Do Azji miała polecieć, żeby się dobrze bawić i sprawdzić się, jak sprosta wyzwaniom stawianym w ekstremalnych warunkach. Z pobytu oprócz doświadczeń i nowych znajomości przywiozła przekonanie, że w końcu mogła pokazać się widzom z takiej strony, z jakiej chciała. I faktycznie, show „Azja Express” przysporzyło jej znów popularności. W najnowszym wywiadzie, jakiego udzieliła „Gali”, opowiedziała o blaskach i cieniach sławy.
- Mam wrażenie, że dzięki „Azji Express” ludzie mieli okazję po raz pierwszy zobaczyć prawdziwą Agnieszkę, a nie tę wymyśloną przez osoby, które nawet mnie nie znają. Zawsze byłam niewolniczką jakiegoś medialnego wizerunku. Albo bohaterki „Sary”, którą zagrałam 20 lat temu, albo kobiety ocenianej przez pryzmat kolejnych, nie zawsze prawdziwych, sensacyjnych doniesień - mówiła.
Zachłysnęła się sławą
Patrzy na to inaczej
Aktorka przyznała, że zafascynowały ją zagraniczne wyjazdy, najlepsze imprezy, bycie w centrum uwagi. Z biegiem czasu uświadomiła sobie jednak, że zainteresowanie mediów nie zawsze wiąże się z samymi przyjemnościami i że bycie osobą publiczną.
- Teraz mam zupełnie inne podejście do tzw. sławy. Bardzo nie lubię tego słowa. W mediach udzielam się rzadko, bywanie na przyjęciach traktuję jako część mojej pracy, ale staram się je ograniczać. Oczywiście, miło jest wtedy spotkać znajomych.
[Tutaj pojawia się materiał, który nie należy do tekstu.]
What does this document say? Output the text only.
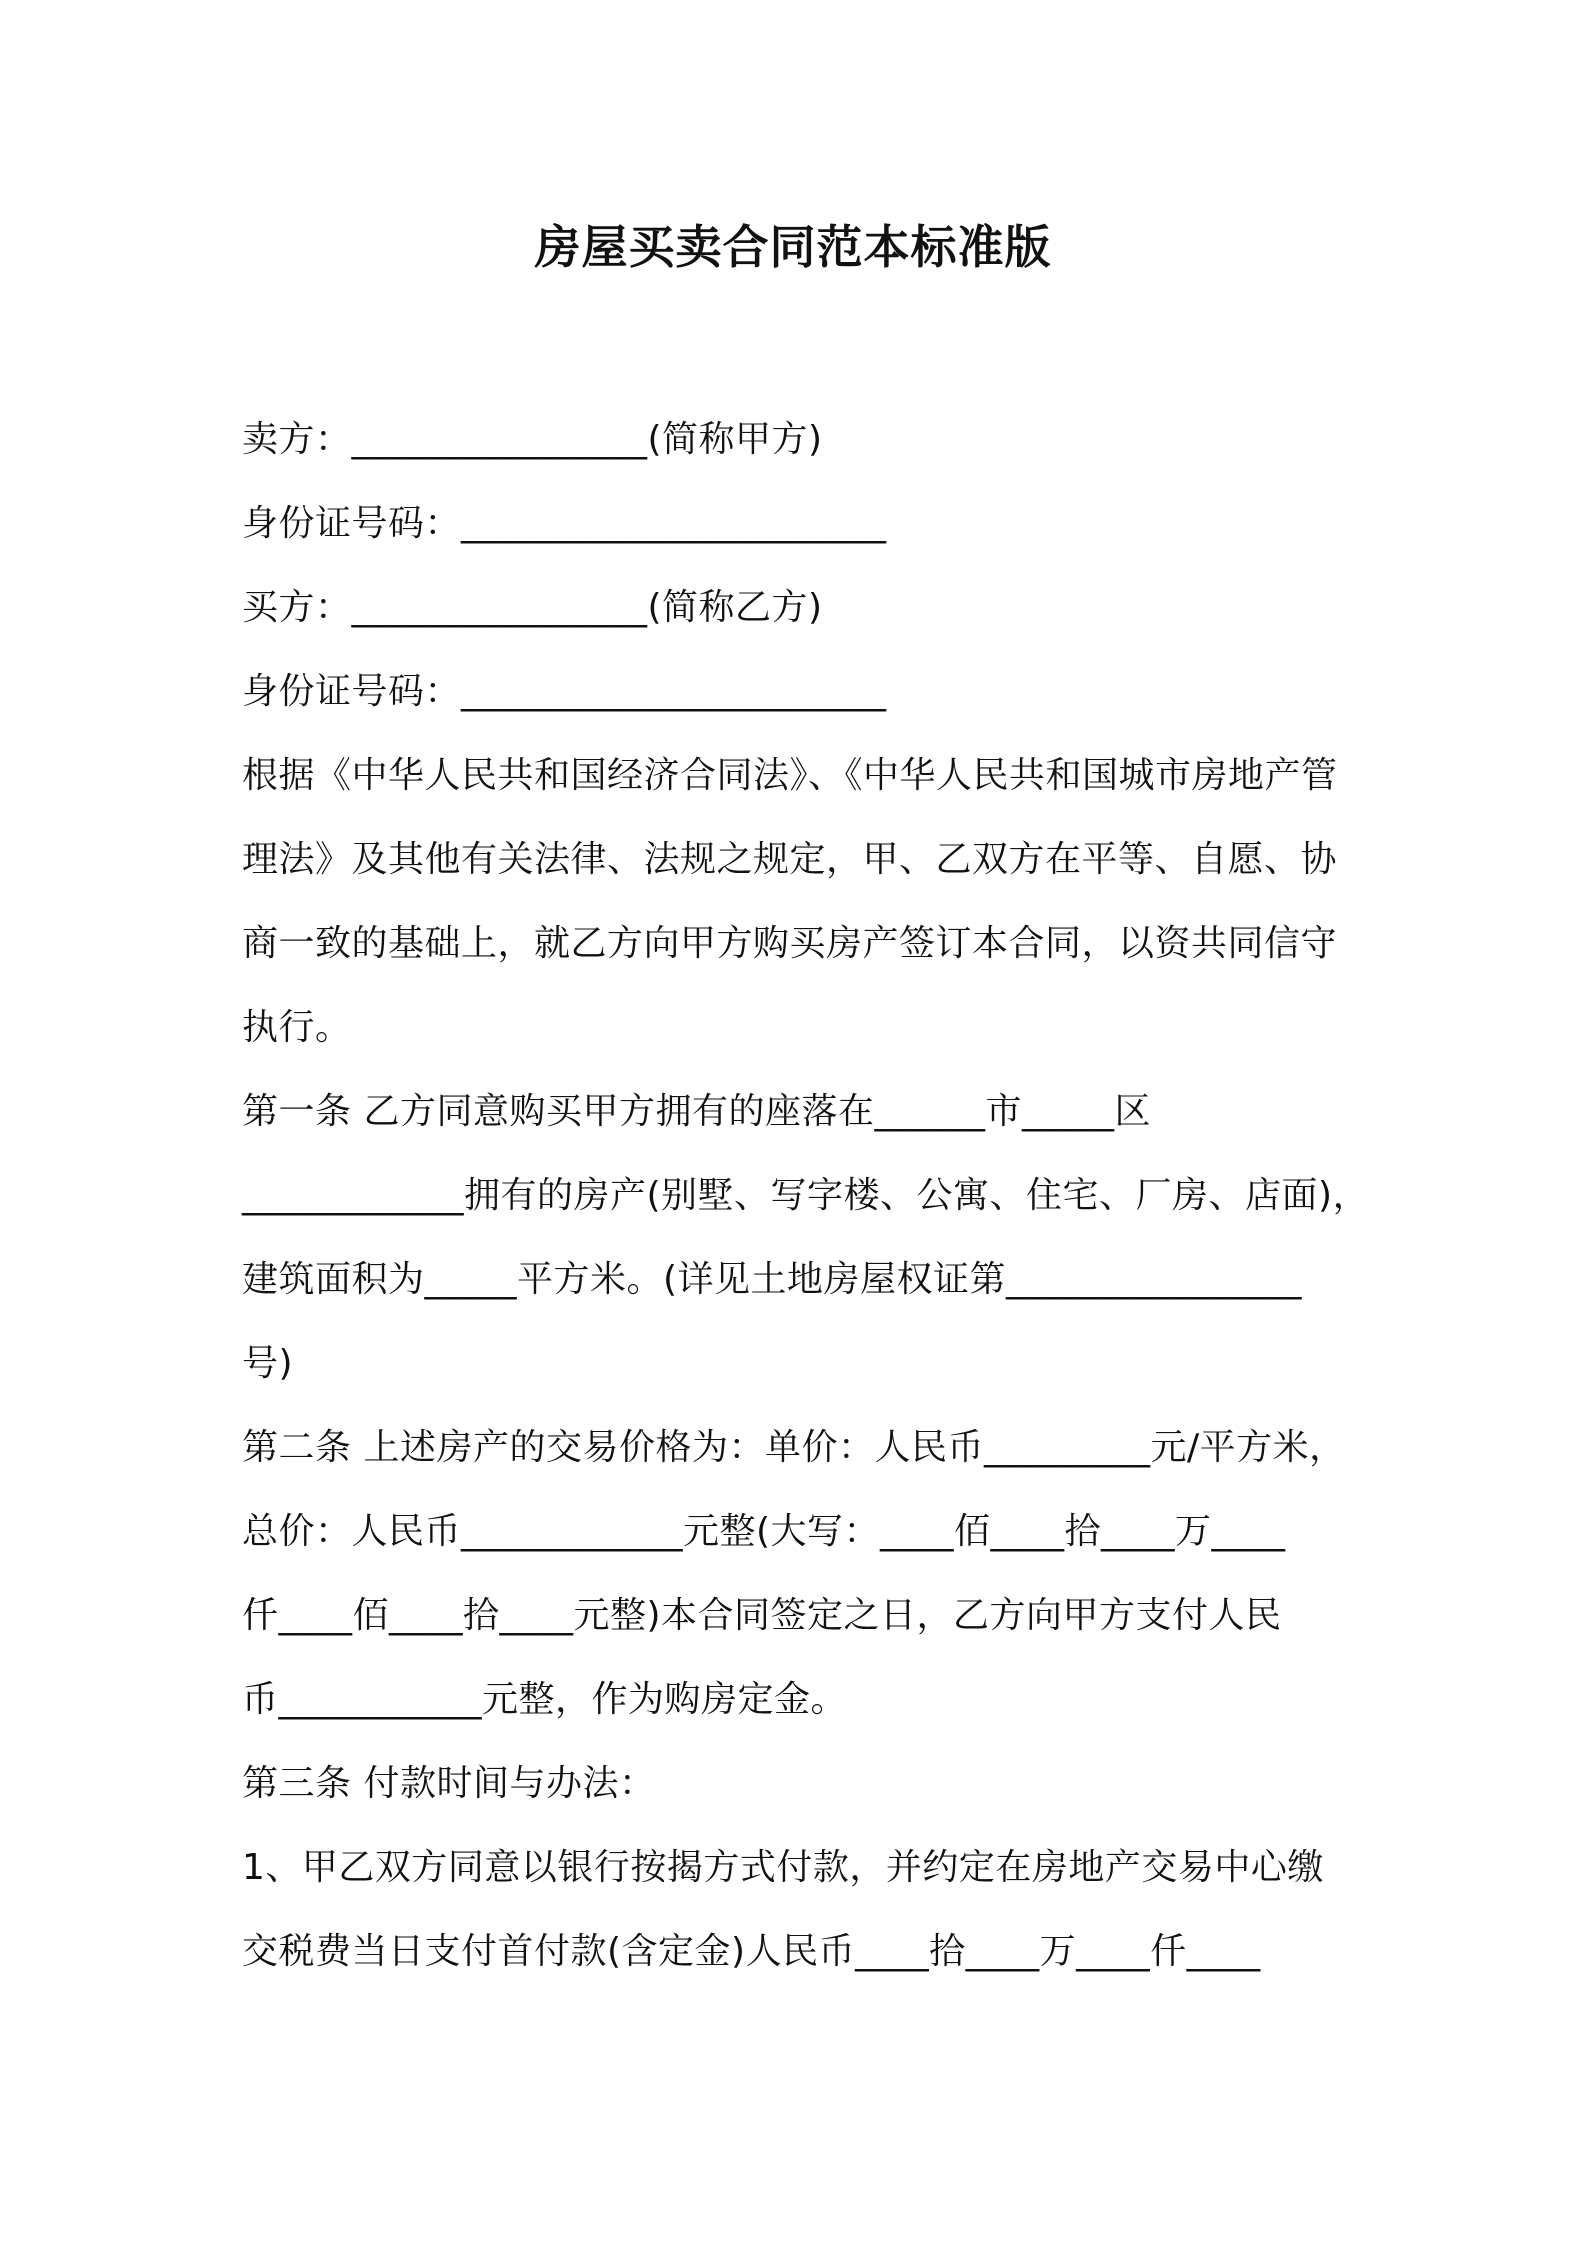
房屋买卖合同范本标准版
卖方：________________(简称甲方)
身份证号码：_______________________
买方：________________(简称乙方)
身份证号码：_______________________
根据《中华人民共和国经济合同法》、《中华人民共和国城市房地产管
理法》及其他有关法律、法规之规定，甲、乙双方在平等、自愿、协
商一致的基础上，就乙方向甲方购买房产签订本合同，以资共同信守
执行。
第一条 乙方同意购买甲方拥有的座落在______市_____区
____________拥有的房产(别墅、写字楼、公寓、住宅、厂房、店面)，
建筑面积为_____平方米。(详见土地房屋权证第________________
号)
第二条 上述房产的交易价格为：单价：人民币_________元/平方米，
总价：人民币____________元整(大写：____佰____拾____万____
仟____佰____拾____元整)本合同签定之日，乙方向甲方支付人民
币___________元整，作为购房定金。
第三条 付款时间与办法：
1、甲乙双方同意以银行按揭方式付款，并约定在房地产交易中心缴
交税费当日支付首付款(含定金)人民币____拾____万____仟____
Męczy mnie jednak przygotowywanie się do tych wyjść: wieczorowe suknie, wyszukane stylizacje, szpilki, make-up i nienaganna fryzura – stwierdziła.
Broni bliskich
Dziś Włodarczyk stara się dbać o swój wizerunek i nie przejmować się plotkami, które zalewają portale plotkarskie i tabloidy. Przyznaje jednak, że jest jednak coś, co potrafi ją jeszcze wyprowadzić z równowagi.
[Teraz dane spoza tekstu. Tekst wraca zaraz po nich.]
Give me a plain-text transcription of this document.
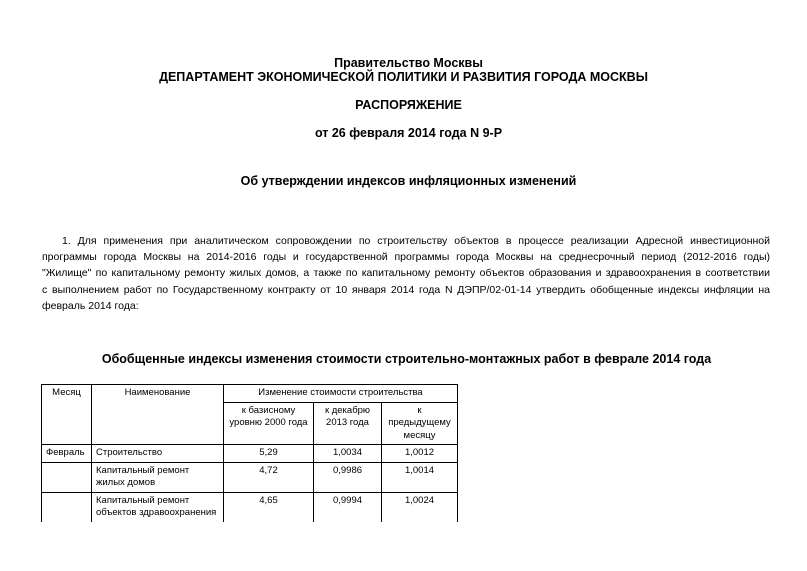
Правительство Москвы
ДЕПАРТАМЕНТ ЭКОНОМИЧЕСКОЙ ПОЛИТИКИ И РАЗВИТИЯ ГОРОДА МОСКВЫ
РАСПОРЯЖЕНИЕ
от 26 февраля 2014 года N 9-Р
Об утверждении индексов инфляционных изменений
1. Для применения при аналитическом сопровождении по строительству объектов в процессе реализации Адресной инвестиционной
программы города Москвы на 2014-2016 годы и государственной программы города Москвы на среднесрочный период (2012-2016 годы)
"Жилище" по капитальному ремонту жилых домов, а также по капитальному ремонту объектов образования и здравоохранения в соответствии
с выполнением работ по Государственному контракту от 10 января 2014 года N ДЭПР/02-01-14 утвердить обобщенные индексы инфляции на
февраль 2014 года:
Обобщенные индексы изменения стоимости строительно-монтажных работ в феврале 2014 года
Месяц	Наименование	Изменение стоимости строительства		
		к базисному уровню 2000 года	к декабрю 2013 года	к предыдущему месяцу
Февраль	Строительство	5,29	1,0034	1,0012
	Капитальный ремонт жилых домов	4,72	0,9986	1,0014
	Капитальный ремонт объектов здравоохранения	4,65	0,9994	1,0024
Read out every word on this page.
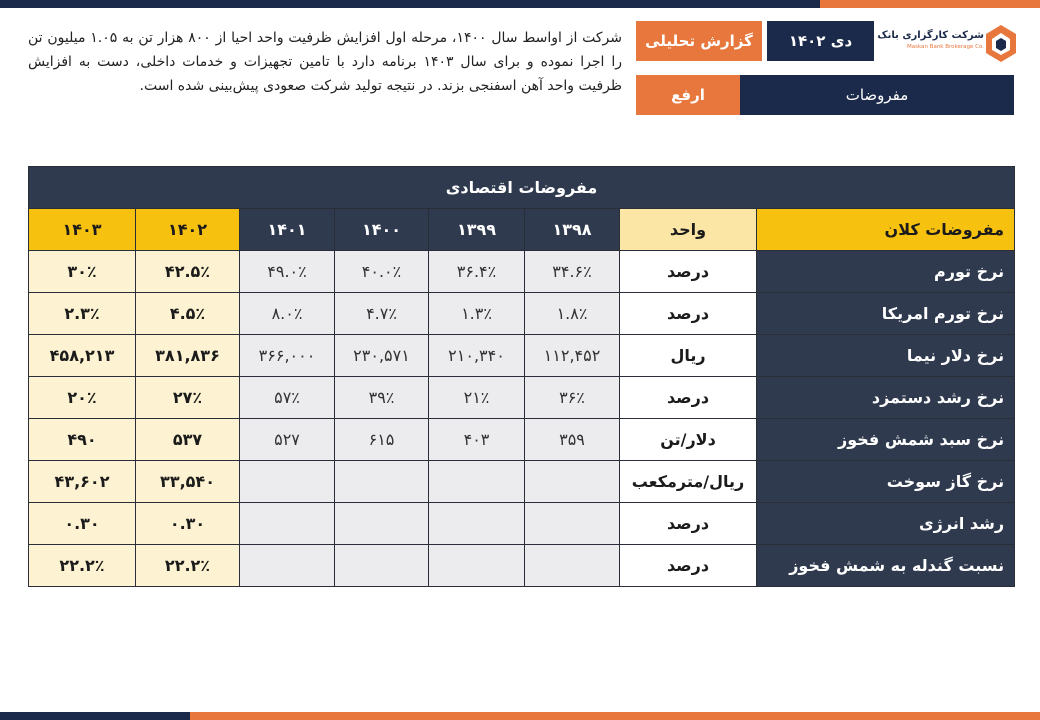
شرکت از اواسط سال ۱۴۰۰، مرحله اول افزایش ظرفیت واحد احیا از ۸۰۰ هزار تن به ۱.۰۵ میلیون تن را اجرا نموده و برای سال ۱۴۰۳ برنامه دارد با تامین تجهیزات و خدمات داخلی، دست به افزایش ظرفیت واحد آهن اسفنجی بزند. در نتیجه تولید شرکت صعودی پیش‌بینی شده است.
گزارش تحلیلی	دی ۱۴۰۲
شرکت کارگزاری بانک مسکن
Maskan Bank Brokerage Co.
ارفع	مفروضات
مفروضات اقتصادی							
۱۴۰۳	۱۴۰۲	۱۴۰۱	۱۴۰۰	۱۳۹۹	۱۳۹۸	واحد	مفروضات کلان
۳۰٪	۴۲.۵٪	۴۹.۰٪	۴۰.۰٪	۳۶.۴٪	۳۴.۶٪	درصد	نرخ تورم
۲.۳٪	۴.۵٪	۸.۰٪	۴.۷٪	۱.۳٪	۱.۸٪	درصد	نرخ تورم امریکا
۴۵۸,۲۱۳	۳۸۱,۸۳۶	۳۶۶,۰۰۰	۲۳۰,۵۷۱	۲۱۰,۳۴۰	۱۱۲,۴۵۲	ریال	نرخ دلار نیما
۲۰٪	۲۷٪	۵۷٪	۳۹٪	۲۱٪	۳۶٪	درصد	نرخ رشد دستمزد
۴۹۰	۵۳۷	۵۲۷	۶۱۵	۴۰۳	۳۵۹	دلار/تن	نرخ سبد شمش فخوز
۴۳,۶۰۲	۳۳,۵۴۰					ریال/مترمکعب	نرخ گاز سوخت
۰.۳۰	۰.۳۰					درصد	رشد انرژی
۲۲.۲٪	۲۲.۲٪					درصد	نسبت گندله به شمش فخوز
- Czym mam się przejmować? Historiami niemającymi nic wspólnego z prawdą? Materiałami, w których wymyśleni „bliscy znajomi” zdradzają moje sekrety? Jedyne, co mnie irytuje, to agresja w stosunku do moich bliskich i oszczerstwa wobec mnie. Nie pozwolę obrażać ludzi, których kocham. Poszłabym za nimi w ogień! – podsumowała w wywiadzie.